Pedaleando tras Ligeti (de Caseros a Devoto)

La parte menos formal de la noche: unos grafittis bicicleteros que engrosan las filas de los que ya atesoro en anteriores entradas; la sombra de los rayos de mi rodado 28 en los baldosones de la estación Devoto del tren San Martín; mi chica posando a bordo de su “dos ruedas”, sonriendo en blanco y negro; un policía-manchón-rojo (no podía ser de otra manera, la poli es, para mí, sinónimo de sangre derramada impunemente) pelotudeando con su puto celular; el pequeño demonio de la TV con su repugnante carita vomitiva… y miles y miles de hadas campanitas revoloteando alrededor del manubrio plateado de la bici que me acompaña desde mis 15 años… ¡cuantas calles, cuantas horas arriba de ese vehículo de ensueño, pedaleandole a la vida como a la contra, creyendo encontrar a Dios entre la brisa y la textura de miríadas de grillos cantores que acrecientan el silencio de las noches llenas de luna y de madrugada…!

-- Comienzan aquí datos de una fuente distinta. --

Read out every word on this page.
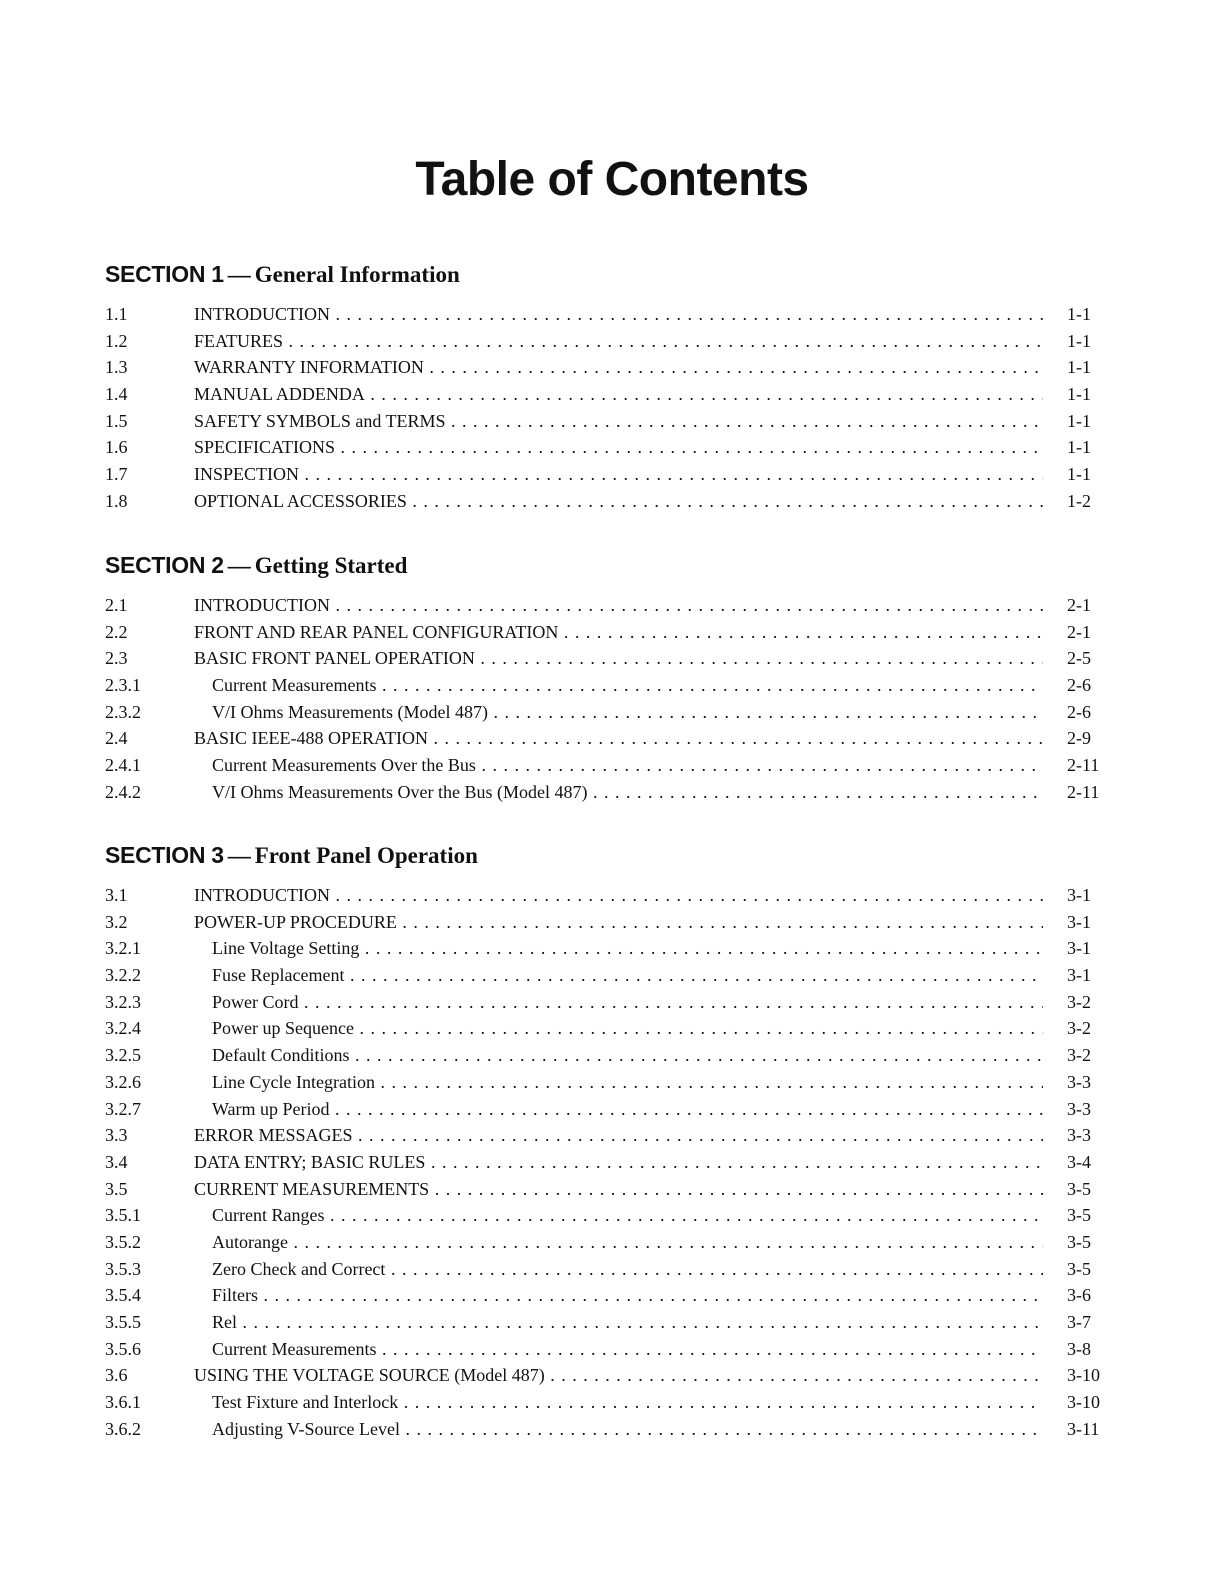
Table of Contents
SECTION 1 — General Information
1.1	INTRODUCTION . . .	1-1
1.2	FEATURES . . .	1-1
1.3	WARRANTY INFORMATION . . .	1-1
1.4	MANUAL ADDENDA . . .	1-1
1.5	SAFETY SYMBOLS and TERMS . . .	1-1
1.6	SPECIFICATIONS . . .	1-1
1.7	INSPECTION . . .	1-1
1.8	OPTIONAL ACCESSORIES . . .	1-2
SECTION 2 — Getting Started
2.1	INTRODUCTION . . .	2-1
2.2	FRONT AND REAR PANEL CONFIGURATION . . .	2-1
2.3	BASIC FRONT PANEL OPERATION . . .	2-5
2.3.1	Current Measurements . . .	2-6
2.3.2	V/I Ohms Measurements (Model 487) . . .	2-6
2.4	BASIC IEEE-488 OPERATION . . .	2-9
2.4.1	Current Measurements Over the Bus . . .	2-11
2.4.2	V/I Ohms Measurements Over the Bus (Model 487) . . .	2-11
SECTION 3 — Front Panel Operation
3.1	INTRODUCTION . . .	3-1
3.2	POWER-UP PROCEDURE . . .	3-1
3.2.1	Line Voltage Setting . . .	3-1
3.2.2	Fuse Replacement . . .	3-1
3.2.3	Power Cord . . .	3-2
3.2.4	Power up Sequence . . .	3-2
3.2.5	Default Conditions . . .	3-2
3.2.6	Line Cycle Integration . . .	3-3
3.2.7	Warm up Period . . .	3-3
3.3	ERROR MESSAGES . . .	3-3
3.4	DATA ENTRY; BASIC RULES . . .	3-4
3.5	CURRENT MEASUREMENTS . . .	3-5
3.5.1	Current Ranges . . .	3-5
3.5.2	Autorange . . .	3-5
3.5.3	Zero Check and Correct . . .	3-5
3.5.4	Filters . . .	3-6
3.5.5	Rel . . .	3-7
3.5.6	Current Measurements . . .	3-8
3.6	USING THE VOLTAGE SOURCE (Model 487) . . .	3-10
3.6.1	Test Fixture and Interlock . . .	3-10
3.6.2	Adjusting V-Source Level . . .	3-11
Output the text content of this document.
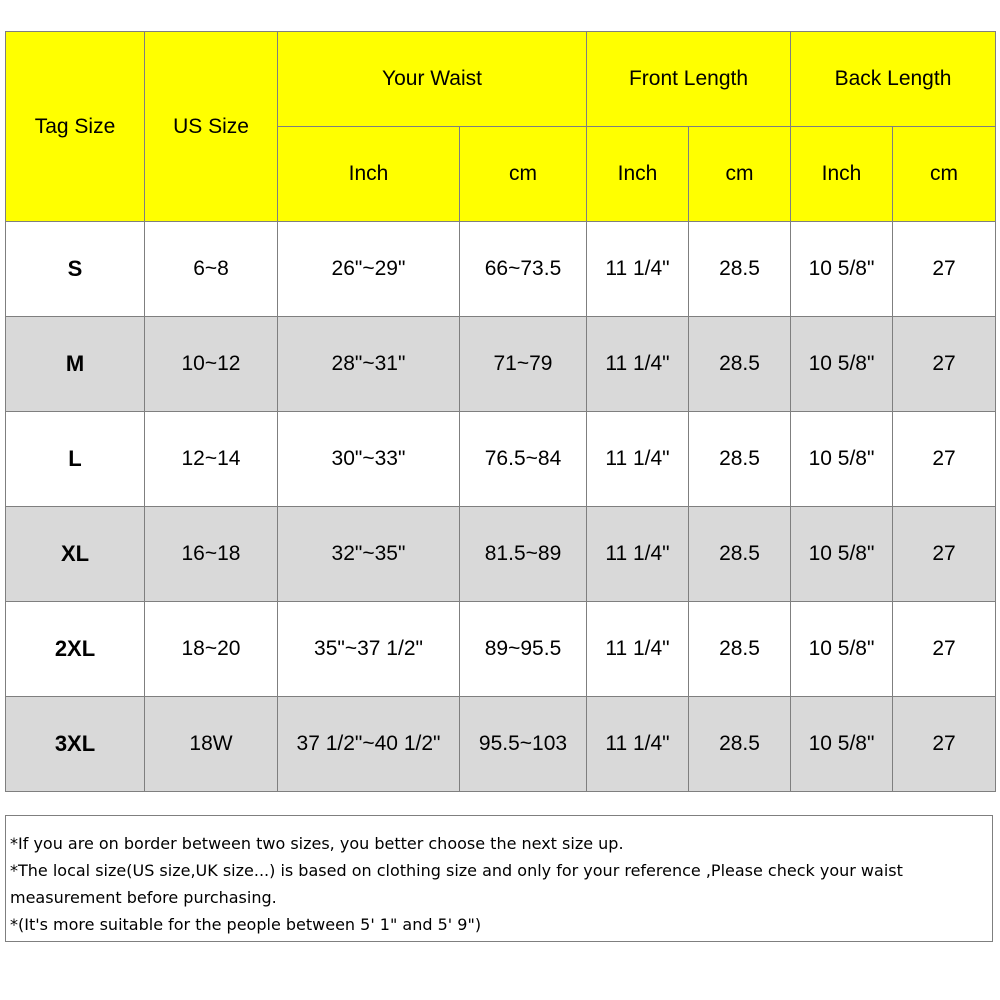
Tag Size	US Size	Your Waist		Front Length		Back Length	
		Inch	cm	Inch	cm	Inch	cm
S	6~8	26"~29"	66~73.5	11 1/4"	28.5	10 5/8"	27
M	10~12	28"~31"	71~79	11 1/4"	28.5	10 5/8"	27
L	12~14	30"~33"	76.5~84	11 1/4"	28.5	10 5/8"	27
XL	16~18	32"~35"	81.5~89	11 1/4"	28.5	10 5/8"	27
2XL	18~20	35"~37 1/2"	89~95.5	11 1/4"	28.5	10 5/8"	27
3XL	18W	37 1/2"~40 1/2"	95.5~103	11 1/4"	28.5	10 5/8"	27

*If you are on border between two sizes, you better choose the next size up.

*The local size(US size,UK size...) is based on clothing size and only for your reference ,Please check your waist measurement before purchasing.

*(It's more suitable for the people between 5' 1" and 5' 9")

… Y el viejo sonriente desde la pared gimnasta del barrio santo, saludándome al pasar como si todo fuera nada… hubo que esperar a que se muera y a retratarlo desde la imaginación para verlo sonreír… igual, pobre viejo: demasiado castigo post mortem ser inmortalizado por estos artistas plásticos que “embellecen” las paredes de 3 de Febrero ¡que horror!